HJM: Sure it was true, even though it missed a very important point. It missed the ability of a genuine democratic regime to change rulers through constitutional processes. The Germans were stuck with Hitler for better or for worse. In a sense, that was true of Castro, too. The fundamental mistake of the Bay of Pigs was exactly not to understand this. The CIA thought that Castro was another Latin American dictator, superimposed upon an unwilling people. In reality he was and is a plebiscitarian dictator who has the overwhelming support of his people. So the consent of the people cannot be the decisive measure of democracy. And here again, the wisdom of Aristotle reveals itself. He makes exactly this point. He says, "Mere majority rule is tyranny because it doesn't allow for any change in the ruler"-for any organic process of change, as we would say. You don't have the competition of different groups all having an equal chance for becoming the majority and being the rulers tomorrow. The ruler of today has a monopoly of political power, and he perpetuates the consent of the governed with totalitarian means-of terror, of propaganda, of the monopoly of the mass media, and of education.

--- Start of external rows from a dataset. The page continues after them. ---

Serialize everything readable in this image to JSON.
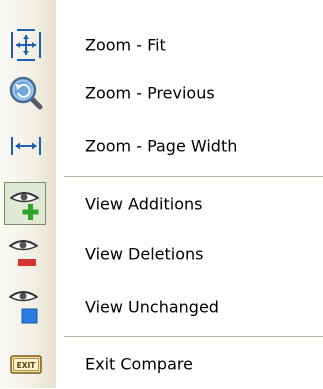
{
  "menu": {
    "items": [
      {
        "label": "Zoom - Fit",
        "icon": "zoom-fit-icon"
      },
      {
        "label": "Zoom - Previous",
        "icon": "zoom-previous-icon"
      },
      {
        "label": "Zoom - Page Width",
        "icon": "zoom-page-width-icon"
      },
      {
        "label": "View Additions",
        "icon": "view-additions-icon",
        "selected": true
      },
      {
        "label": "View Deletions",
        "icon": "view-deletions-icon"
      },
      {
        "label": "View Unchanged",
        "icon": "view-unchanged-icon"
      },
      {
        "label": "Exit Compare",
        "icon": "exit-compare-icon"
      }
    ]
  },
  "colors": {
    "icon_blue": "#1f5fb0",
    "addition_green": "#2fa52b",
    "deletion_red": "#d8332a",
    "unchanged_blue": "#2b7be0"
  }
}
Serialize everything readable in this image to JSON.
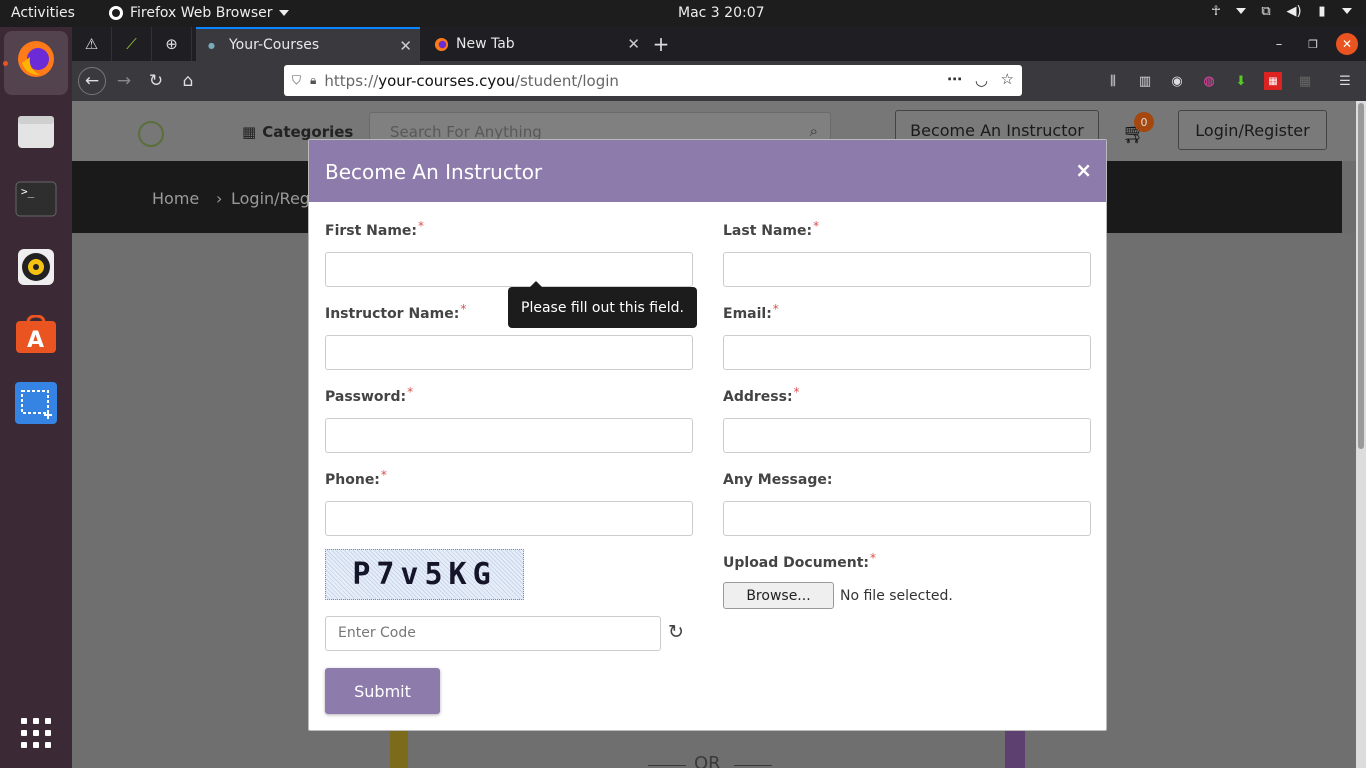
{
  "system_bar": {
    "activities": "Activities",
    "app_name": "Firefox Web Browser",
    "clock": "Mac 3  20:07"
  },
  "dock": {
    "items": [
      "firefox-icon",
      "files-icon",
      "terminal-icon",
      "rhythmbox-icon",
      "software-center-icon",
      "screenshot-icon",
      "app-grid-icon"
    ]
  },
  "browser": {
    "tabs": [
      {
        "title": "Your-Courses",
        "active": true
      },
      {
        "title": "New Tab",
        "active": false
      }
    ],
    "url": {
      "scheme": "https://",
      "host": "your-courses.cyou",
      "path": "/student/login"
    }
  },
  "site_header": {
    "categories_label": "Categories",
    "search_placeholder": "Search For Anything",
    "become_instructor_label": "Become An Instructor",
    "cart_count": "0",
    "login_register_label": "Login/Register"
  },
  "breadcrumb": {
    "home": "Home",
    "current": "Login/Regi"
  },
  "page_below": {
    "or_text": "OR"
  },
  "modal": {
    "title": "Become An Instructor",
    "close_symbol": "×",
    "required_marker": "*",
    "fields": {
      "first_name": "First Name:",
      "last_name": "Last Name:",
      "instructor_name": "Instructor Name:",
      "email": "Email:",
      "password": "Password:",
      "address": "Address:",
      "phone": "Phone:",
      "any_message": "Any Message:",
      "upload_document": "Upload Document:"
    },
    "validation_tooltip": "Please fill out this field.",
    "captcha_text": "P7v5KG",
    "code_placeholder": "Enter Code",
    "browse_label": "Browse...",
    "no_file_text": "No file selected.",
    "submit_label": "Submit"
  },
  "colors": {
    "modal_header": "#8d7bab",
    "submit_button": "#8d7bab",
    "required_asterisk": "#d9534f",
    "dock_background": "#3b2a36",
    "active_tab_accent": "#0a84ff"
  }
}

So you see in Aristotle the organic relationship in modern terms between democracy and liberalism. Liberalism, as the guarantee of certain essential freedoms for the individual, can exist without a democracy. But you cannot have democracy without liberalism. You cannot have democracy without minority rights. For democracy without minority rights is exactly a totalitarian democracy. Or as Aristotle puts it, "an autocracy."

Of course there are intermediate stages where you can't tell exactly what kind of democracy is present. During the McCarthy period, for instance, you could say that democracy had in good measure ceased to operate, along with the liberal guarantees of individual freedoms. But at that time American democracy showed enough vitality to overcome this disease.

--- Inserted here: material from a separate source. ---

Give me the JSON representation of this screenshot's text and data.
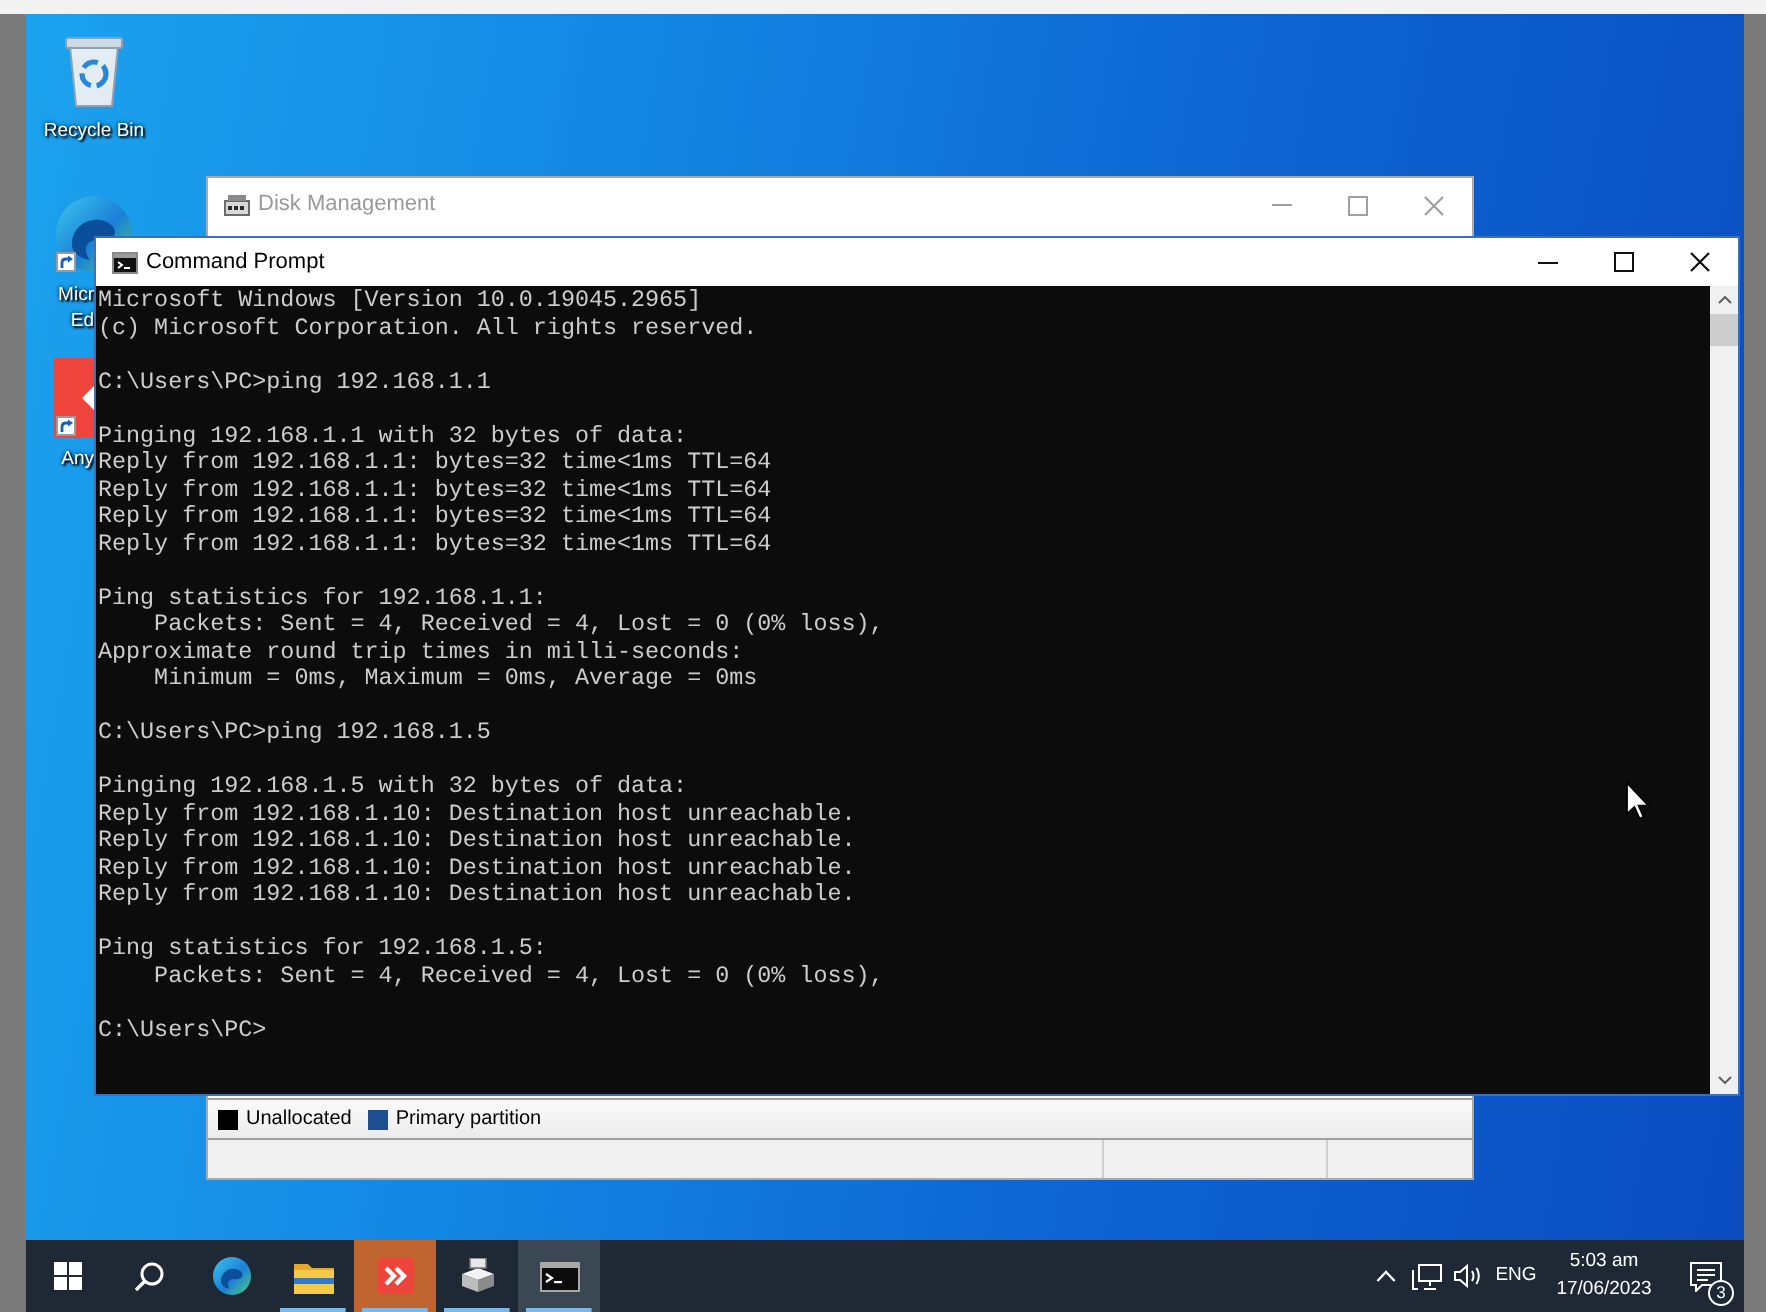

STUDENT: But the point about democracy that the people should be able to change a bad ruler: that seems impossible in the United States today. In other words, the people can change the ruler only superficially, but in substance they will continue to be ruled by the same power.

HJM: What you are saying is the central distribution of power in the United States has not been affected by the succession of reform movements from Populism to the New Deal, to the New Frontier, to the Great Society. I happen to agree with you. These movements have smoothed the edges of the issues, they have taken a little piece out here and there, but in essence the powers that be in this country have remained in a state of surprising and impressive stability.